DEVELOPMENT REPORT - Diarrhea DrugBy Caty Weaver
This is Steve Ember with the VOA Special English DEVELOPMENT REPORT.
Researchers in Peru have successfully used a new drug to treat children with diarrhea. The drug is called racecadotril [RAH-she-kuh-DO-tril]. It reportedly shortened the length of time children were sick and decreased the severity of the diarrhea.
Diarrhea is a common sickness. It affects twenty-five percent of the world's population each year. The sickness is not a major concern in industrial nations. But, it kills many people in developing countries.
The most common victims are children. Dennis Lang is a diarrhea expert for the National Institutes of Health near Washington. He says the sickness kills millions of children in countries like Bangladesh, India and Indonesia. He says it is also a major killer in areas of Africa and South American continents.
A number of diseases can cause diarrhea. They include cholera, rotavirus, shigella and typhoid fever. Diarrhea can also result from drinking impure water or eating unclean food. The major danger of diarrhea is that it severely reduces the amount of water, vitamins and minerals in the body. The main treatment of diarrhea is called oral rehydration therapy. Medical workers try to re-fill the body with water and the important nutrients it contains.

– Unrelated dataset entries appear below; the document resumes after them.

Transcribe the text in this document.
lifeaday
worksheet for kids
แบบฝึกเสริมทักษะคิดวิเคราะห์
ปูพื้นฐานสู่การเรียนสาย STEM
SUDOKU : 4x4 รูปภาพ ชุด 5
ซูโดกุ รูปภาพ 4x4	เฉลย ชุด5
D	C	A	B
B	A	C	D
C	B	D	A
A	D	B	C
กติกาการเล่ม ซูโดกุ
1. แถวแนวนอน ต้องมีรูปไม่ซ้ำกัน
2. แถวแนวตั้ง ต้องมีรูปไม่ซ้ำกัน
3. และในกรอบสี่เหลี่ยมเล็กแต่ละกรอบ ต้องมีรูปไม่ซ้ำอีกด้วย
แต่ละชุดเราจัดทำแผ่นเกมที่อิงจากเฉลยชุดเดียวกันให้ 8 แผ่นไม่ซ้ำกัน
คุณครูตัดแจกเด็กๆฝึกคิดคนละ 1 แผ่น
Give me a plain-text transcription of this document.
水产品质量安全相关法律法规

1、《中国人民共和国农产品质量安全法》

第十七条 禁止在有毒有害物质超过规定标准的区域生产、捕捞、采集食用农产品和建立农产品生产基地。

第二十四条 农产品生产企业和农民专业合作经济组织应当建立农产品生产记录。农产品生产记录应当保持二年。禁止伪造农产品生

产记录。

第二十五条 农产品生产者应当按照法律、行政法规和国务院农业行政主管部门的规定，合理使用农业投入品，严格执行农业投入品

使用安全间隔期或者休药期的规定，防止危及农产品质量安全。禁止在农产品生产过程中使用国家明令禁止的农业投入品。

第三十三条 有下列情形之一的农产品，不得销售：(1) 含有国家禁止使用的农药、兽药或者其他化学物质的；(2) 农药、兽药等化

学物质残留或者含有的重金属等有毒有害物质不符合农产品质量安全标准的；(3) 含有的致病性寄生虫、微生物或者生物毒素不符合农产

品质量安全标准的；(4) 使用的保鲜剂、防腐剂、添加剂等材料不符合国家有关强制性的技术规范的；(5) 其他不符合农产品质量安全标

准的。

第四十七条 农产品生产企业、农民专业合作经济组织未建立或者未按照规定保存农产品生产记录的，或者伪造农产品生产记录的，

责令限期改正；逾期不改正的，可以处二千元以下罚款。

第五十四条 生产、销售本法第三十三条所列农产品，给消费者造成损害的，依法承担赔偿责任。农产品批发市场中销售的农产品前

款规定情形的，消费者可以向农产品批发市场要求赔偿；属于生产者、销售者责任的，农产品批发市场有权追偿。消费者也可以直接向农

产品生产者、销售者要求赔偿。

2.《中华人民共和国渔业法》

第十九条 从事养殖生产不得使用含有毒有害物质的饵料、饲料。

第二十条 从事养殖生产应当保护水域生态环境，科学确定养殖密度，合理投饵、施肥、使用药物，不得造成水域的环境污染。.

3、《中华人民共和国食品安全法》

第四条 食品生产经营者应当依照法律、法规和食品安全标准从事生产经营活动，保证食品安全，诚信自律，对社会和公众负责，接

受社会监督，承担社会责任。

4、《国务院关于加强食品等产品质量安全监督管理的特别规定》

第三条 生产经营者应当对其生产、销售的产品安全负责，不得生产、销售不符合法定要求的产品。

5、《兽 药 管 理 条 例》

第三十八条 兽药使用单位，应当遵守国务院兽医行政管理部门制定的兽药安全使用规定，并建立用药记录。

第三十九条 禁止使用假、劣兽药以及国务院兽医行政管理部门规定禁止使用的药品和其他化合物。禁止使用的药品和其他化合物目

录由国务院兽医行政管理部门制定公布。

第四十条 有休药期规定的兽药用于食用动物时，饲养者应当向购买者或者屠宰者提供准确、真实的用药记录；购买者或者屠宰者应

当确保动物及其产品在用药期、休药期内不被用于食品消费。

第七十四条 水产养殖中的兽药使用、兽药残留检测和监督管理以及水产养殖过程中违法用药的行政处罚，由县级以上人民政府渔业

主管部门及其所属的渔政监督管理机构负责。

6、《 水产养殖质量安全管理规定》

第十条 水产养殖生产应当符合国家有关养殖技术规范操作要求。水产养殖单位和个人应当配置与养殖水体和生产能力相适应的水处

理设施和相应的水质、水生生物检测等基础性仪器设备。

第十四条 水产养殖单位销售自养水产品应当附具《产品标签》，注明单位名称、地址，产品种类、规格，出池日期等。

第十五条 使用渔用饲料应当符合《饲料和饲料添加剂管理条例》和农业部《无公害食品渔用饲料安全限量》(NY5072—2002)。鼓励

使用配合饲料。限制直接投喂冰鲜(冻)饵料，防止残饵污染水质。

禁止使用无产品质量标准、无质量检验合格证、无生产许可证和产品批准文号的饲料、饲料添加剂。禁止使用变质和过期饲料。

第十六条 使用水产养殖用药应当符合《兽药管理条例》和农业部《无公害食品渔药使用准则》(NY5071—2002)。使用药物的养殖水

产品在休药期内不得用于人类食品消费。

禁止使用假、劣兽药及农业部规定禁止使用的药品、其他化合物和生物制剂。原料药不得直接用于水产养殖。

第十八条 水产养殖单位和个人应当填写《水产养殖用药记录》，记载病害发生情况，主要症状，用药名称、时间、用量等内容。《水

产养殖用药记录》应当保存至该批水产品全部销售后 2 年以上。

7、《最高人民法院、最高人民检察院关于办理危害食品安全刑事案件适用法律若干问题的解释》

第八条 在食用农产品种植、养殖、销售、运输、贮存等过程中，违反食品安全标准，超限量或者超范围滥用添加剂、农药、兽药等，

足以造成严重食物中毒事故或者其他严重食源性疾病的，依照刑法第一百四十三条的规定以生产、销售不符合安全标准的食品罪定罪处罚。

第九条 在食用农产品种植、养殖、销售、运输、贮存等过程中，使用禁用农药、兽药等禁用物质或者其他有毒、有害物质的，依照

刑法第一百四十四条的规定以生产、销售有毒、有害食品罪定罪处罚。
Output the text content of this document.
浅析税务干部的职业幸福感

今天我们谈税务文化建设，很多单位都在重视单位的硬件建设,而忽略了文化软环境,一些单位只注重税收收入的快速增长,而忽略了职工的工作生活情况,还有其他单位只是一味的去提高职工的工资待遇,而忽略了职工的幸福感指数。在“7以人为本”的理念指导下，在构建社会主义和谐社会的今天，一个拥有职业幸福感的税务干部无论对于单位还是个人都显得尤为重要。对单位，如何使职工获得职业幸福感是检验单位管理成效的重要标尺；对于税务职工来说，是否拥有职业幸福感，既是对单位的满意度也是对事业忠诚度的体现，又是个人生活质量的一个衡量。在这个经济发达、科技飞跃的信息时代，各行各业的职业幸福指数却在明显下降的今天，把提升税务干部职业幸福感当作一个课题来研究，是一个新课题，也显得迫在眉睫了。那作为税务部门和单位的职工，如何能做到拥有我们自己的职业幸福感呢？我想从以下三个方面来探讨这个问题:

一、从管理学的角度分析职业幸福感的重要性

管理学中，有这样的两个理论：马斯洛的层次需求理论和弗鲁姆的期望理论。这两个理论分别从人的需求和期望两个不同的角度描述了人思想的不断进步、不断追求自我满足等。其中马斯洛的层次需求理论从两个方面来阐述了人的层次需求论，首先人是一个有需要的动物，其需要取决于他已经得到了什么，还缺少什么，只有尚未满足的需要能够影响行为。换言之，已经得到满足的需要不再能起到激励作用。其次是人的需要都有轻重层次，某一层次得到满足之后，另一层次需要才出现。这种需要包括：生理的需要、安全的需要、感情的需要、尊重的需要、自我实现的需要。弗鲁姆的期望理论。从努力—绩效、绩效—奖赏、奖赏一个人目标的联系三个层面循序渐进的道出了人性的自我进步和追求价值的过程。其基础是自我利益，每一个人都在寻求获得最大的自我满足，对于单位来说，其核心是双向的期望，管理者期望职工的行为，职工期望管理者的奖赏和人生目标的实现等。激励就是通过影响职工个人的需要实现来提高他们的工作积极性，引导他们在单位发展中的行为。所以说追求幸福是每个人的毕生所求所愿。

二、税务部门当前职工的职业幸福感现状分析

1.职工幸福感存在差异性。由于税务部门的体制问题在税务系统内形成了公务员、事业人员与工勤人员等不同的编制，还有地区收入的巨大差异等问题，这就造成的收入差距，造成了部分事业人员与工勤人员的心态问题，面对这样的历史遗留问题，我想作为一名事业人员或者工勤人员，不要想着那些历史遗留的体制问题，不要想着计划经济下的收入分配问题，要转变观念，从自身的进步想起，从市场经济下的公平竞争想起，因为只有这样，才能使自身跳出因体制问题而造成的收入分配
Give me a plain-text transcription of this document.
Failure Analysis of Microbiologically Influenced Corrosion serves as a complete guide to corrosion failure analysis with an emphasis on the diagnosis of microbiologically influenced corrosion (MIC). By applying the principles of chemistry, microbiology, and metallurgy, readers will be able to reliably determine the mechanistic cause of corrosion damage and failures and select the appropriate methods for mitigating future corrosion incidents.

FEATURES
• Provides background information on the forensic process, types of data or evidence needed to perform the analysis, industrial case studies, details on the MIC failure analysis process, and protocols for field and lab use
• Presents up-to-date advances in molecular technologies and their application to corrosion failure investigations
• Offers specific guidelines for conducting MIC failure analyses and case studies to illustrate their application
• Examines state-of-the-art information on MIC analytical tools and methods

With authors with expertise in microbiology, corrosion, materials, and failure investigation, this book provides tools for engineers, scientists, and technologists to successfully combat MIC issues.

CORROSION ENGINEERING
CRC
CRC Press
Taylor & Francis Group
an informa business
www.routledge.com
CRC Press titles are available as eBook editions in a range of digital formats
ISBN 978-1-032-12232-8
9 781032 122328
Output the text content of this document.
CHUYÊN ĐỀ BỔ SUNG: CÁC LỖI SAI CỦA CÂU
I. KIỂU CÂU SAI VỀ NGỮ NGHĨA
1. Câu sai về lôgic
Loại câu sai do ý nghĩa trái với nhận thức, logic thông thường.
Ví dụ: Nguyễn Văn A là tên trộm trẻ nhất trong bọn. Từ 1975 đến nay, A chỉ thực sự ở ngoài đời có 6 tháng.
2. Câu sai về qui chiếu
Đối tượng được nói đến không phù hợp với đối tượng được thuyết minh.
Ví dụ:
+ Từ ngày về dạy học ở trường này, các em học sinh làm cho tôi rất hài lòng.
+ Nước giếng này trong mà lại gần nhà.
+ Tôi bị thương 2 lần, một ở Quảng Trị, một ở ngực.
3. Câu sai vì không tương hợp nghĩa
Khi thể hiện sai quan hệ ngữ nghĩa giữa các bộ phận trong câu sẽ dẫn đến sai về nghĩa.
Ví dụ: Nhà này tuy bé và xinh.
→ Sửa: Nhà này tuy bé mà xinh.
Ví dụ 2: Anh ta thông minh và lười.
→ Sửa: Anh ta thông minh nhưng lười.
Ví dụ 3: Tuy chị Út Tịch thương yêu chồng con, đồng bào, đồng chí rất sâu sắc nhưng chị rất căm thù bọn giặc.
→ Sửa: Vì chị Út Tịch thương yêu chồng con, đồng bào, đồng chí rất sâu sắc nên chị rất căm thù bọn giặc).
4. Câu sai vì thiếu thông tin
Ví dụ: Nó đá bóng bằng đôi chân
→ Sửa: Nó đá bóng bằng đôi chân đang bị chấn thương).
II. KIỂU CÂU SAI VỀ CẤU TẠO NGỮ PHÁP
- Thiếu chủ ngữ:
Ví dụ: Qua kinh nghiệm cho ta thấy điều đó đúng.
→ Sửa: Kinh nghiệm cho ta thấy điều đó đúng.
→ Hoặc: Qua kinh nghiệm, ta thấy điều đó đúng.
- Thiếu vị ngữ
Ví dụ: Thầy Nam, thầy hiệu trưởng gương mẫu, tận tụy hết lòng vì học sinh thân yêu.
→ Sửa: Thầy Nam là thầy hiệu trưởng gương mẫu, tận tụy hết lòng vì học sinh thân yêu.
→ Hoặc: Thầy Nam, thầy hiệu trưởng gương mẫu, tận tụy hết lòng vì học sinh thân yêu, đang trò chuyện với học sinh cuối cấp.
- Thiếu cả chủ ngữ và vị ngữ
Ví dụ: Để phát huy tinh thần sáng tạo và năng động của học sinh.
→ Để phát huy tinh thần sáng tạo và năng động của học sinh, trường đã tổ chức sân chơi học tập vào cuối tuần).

However, Eduardo Salazar-Lindo says oral rehydration therapy will work better if patients are given racecadotril at the same time. Doctor Salazar-Lindo is a children's doctor at a hospital in Lima. He led the research team that studied racecadotril.
Earlier studies in France had found the drug to be safe and effective for adults and children. But, the Peruvian team wanted to find out how the drug would affect children in developing nations. They usually have more severe cases of the sickness.
Doctor Salazar-Lindo reports that the children given racecadotril were sick for a shorter period of time. The diarrhea ended after a day compared to the two to three days for the children with diarrhea who did not receive the drug. Those given racecadotril also produced much less waste. More water and nutrients remained in their bodies as a result.
One-hundred-thirty-five young boys took part in the study in Peru. They were between three months and three years in age. The New England Journal of Medicine published the study.